AI tools accelerate the writing of code faster than review pipelines can absorb it. The result is either a queue that grows until something breaks, or teams skip review to keep velocity up. Neither outcome is sustainable.


The Security Exposure

The security picture is the most actionable finding for teams with production systems.

  • 64% of respondents express moderate or extreme concern about security defects from AI-generated code
  • Nearly 90% encounter issues with AI-generated code at some point
  • 51% of the teams with the highest security concern are also the heaviest AI users

That correlation is not surprising — more AI-generated code means more surface area — but it is worth stating clearly: the teams most exposed to AI-generated security defects are the ones who have adopted AI tools most aggressively. Adoption intensity and security risk track together in the current tooling environment.

The finding is not an argument against adoption. It is an argument for pairing adoption with instrumentation.


What Governance Actually Means

The survey probed what developers want from governance, not just whether they have it.

  • 86% believe AI should evaluate AI-generated code (automated review in the pipeline)
  • 84% prefer keeping humans in the loop via pull requests or IDE suggestions

These two numbers together sketch the model: automated AI-to-AI review as a first pass, with human sign-off at merge gates. The preference for human-in-the-loop is not resistance to automation — it is a quality signal, a preference for maintaining accountability at the point where code becomes production reality.

Black Duck CEO Jason Schmitt framed it plainly: “speed without governance is a liability, not an advantage."


The 55% Efficiency Multiplier

The ROI case for governance is in the survey itself. Teams with full governance in place are 55% more likely to report a major improvement in efficiency compared to teams with partial or no governance.

That number inverts the common framing that governance is overhead. Governance does not slow teams down on net — it converts raw code velocity into reliable delivery. The teams capturing the full productivity gains from AI coding tools are the ones who have closed the instrumentation gap.


Builder Audit: Four Areas to Check

Based on the survey findings, the governance gap shows up in four specific operational areas. Each is auditable in an afternoon.

1. AI code tracking Can you identify what percentage of your current codebase was authored or significantly modified by AI tools? If not, you are in the 70% without automated tracking. Start with IDE telemetry or commit metadata tagging.

2. Review pipeline capacity Is your PR review queue growing? Measure time-to-merge over the past 90 days against your AI adoption curve. If merge latency is increasing while AI tool usage increases, you have a review bottleneck. Options: automated pre-review (AI-checks-AI), stricter scope limits on AI-generated PRs, or dedicated review capacity.

3. Security gate integration Are your existing SAST and dependency scanning tools configured to flag patterns common in AI-generated code? AI assistants sometimes produce code that passes style checks but includes subtle security issues — particularly around input validation, secret handling, and dependency choices. Check whether your security tooling has been tuned since AI adoption accelerated.

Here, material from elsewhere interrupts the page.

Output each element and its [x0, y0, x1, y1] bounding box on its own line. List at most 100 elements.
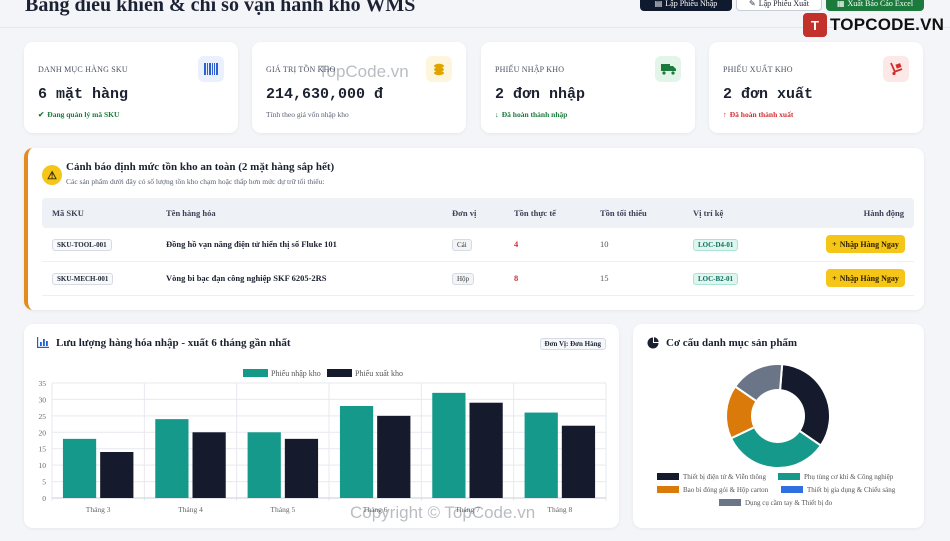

4. Rework tracking Are you measuring code churn? High churn on AI-generated code is a signal that review gates are thin. Track the ratio of AI-generated code that gets substantially modified within 30 days of merge.


What This Means for Your Stack

The Black Duck study is an enterprise survey — 500+ employee organizations. But the governance gap it documents shows up at much smaller team sizes. Any team shipping AI-generated code into production without instrumentation is accumulating the same technical and security debt, just faster.

The path from 97% adoption to full productivity capture runs through the 30% that have closed the governance gap. The 55% efficiency differential between governed and ungoverned teams is not a projection — it is the current measured outcome across 831 organizations.

The adoption decision is already made. The governance decision is still pending for most teams.